When members of the Doctors Association were polled with the question “do you feel that the NHS was well prepared for Coronavirus?” 99.5 % of the members said “no”. 

Having said all this, the clinical teams in Britain have done a fantastic job under terribly difficult circumstances. It’s the politics that are such a mess. When the virus reached our shores, the NHS had 43,000 nursing vacancies and a total of 100,000 posts unfilled. When members of the Doctors Association were polled with the question “do you feel that the NHS was well prepared for Coronavirus?” 99.5 % of the members said “no”. That hardly inspired confidence in their own working environment. Surgeons rendered redundant by the shutdown of UK healthcare adapted to being intensive care nurses, but it was not easy for the ‘Dad’s Army’ of itinerant staff to manage basic ventilators without damaging the patients. So the mortality was high, and the Nightingale Hospitals became functionally useless when incongruously they couldn’t even provide kidney dialysis.
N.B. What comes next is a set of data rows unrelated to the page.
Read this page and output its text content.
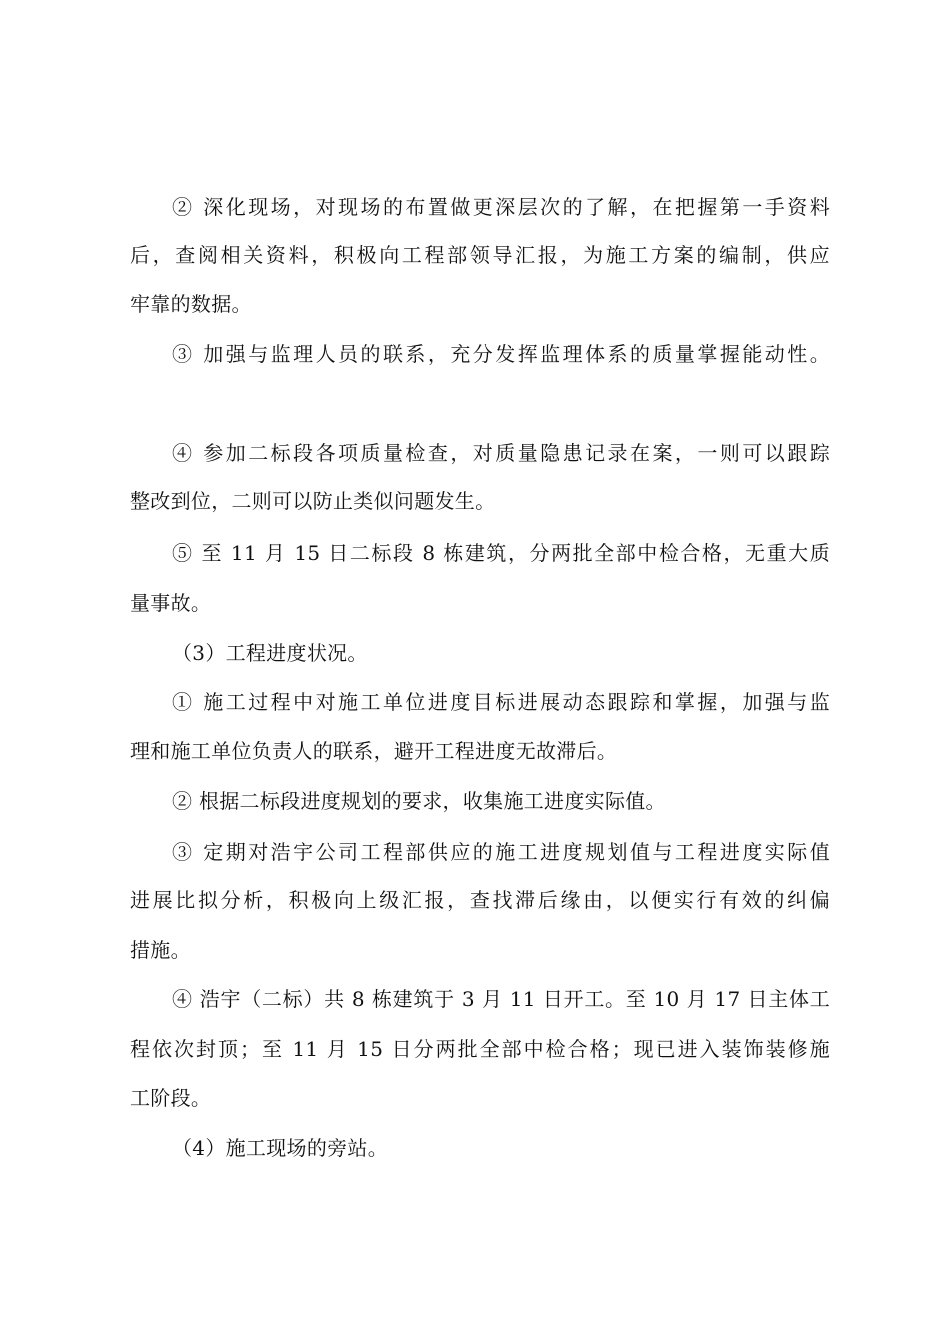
② 深化现场，对现场的布置做更深层次的了解，在把握第一手资料
后，查阅相关资料，积极向工程部领导汇报，为施工方案的编制，供应
牢靠的数据。
③ 加强与监理人员的联系，充分发挥监理体系的质量掌握能动性。
④ 参加二标段各项质量检查，对质量隐患记录在案，一则可以跟踪
整改到位，二则可以防止类似问题发生。
⑤ 至 11 月 15 日二标段 8 栋建筑，分两批全部中检合格，无重大质
量事故。
（3）工程进度状况。
① 施工过程中对施工单位进度目标进展动态跟踪和掌握，加强与监
理和施工单位负责人的联系，避开工程进度无故滞后。
② 根据二标段进度规划的要求，收集施工进度实际值。
③ 定期对浩宇公司工程部供应的施工进度规划值与工程进度实际值
进展比拟分析，积极向上级汇报，查找滞后缘由，以便实行有效的纠偏
措施。
④ 浩宇（二标）共 8 栋建筑于 3 月 11 日开工。至 10 月 17 日主体工
程依次封顶；至 11 月 15 日分两批全部中检合格；现已进入装饰装修施
工阶段。
（4）施工现场的旁站。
As I’ve said, no one wanted to listen to a ‘has been’ cardiac surgeon, and who can blame them.  Nevertheless, amidst enormous scepticism, Oxford achieved the world’s longest survivor of almost 8 years with any type of artificial heart, and my only heart transplant in a child still survives, with his own children 25 years later. The Calon bioengineering team has now produced a revolutionary new British artificial heart the size of a thumb which can be powered without an electric cable coming out through the skin. Our pump should be implanted into patients in the US next year as a permanent alternative to a heart transplant and obviously doesn’t need someone else to die first. All of this depends upon goodwill from the scientific community, collaboration, and funding -- each of which we have found difficult to access on home soil. Things might change when the Oxford-AstraZeneca vaccine has done its job. I sincerely hope so given the likelihood of future pandemics and the fact that Covid-19 seems to predispose to heart failure.  Either way, it's clear that we need to learn important lessons from the pandemic and render our ailing NHS fit for purpose.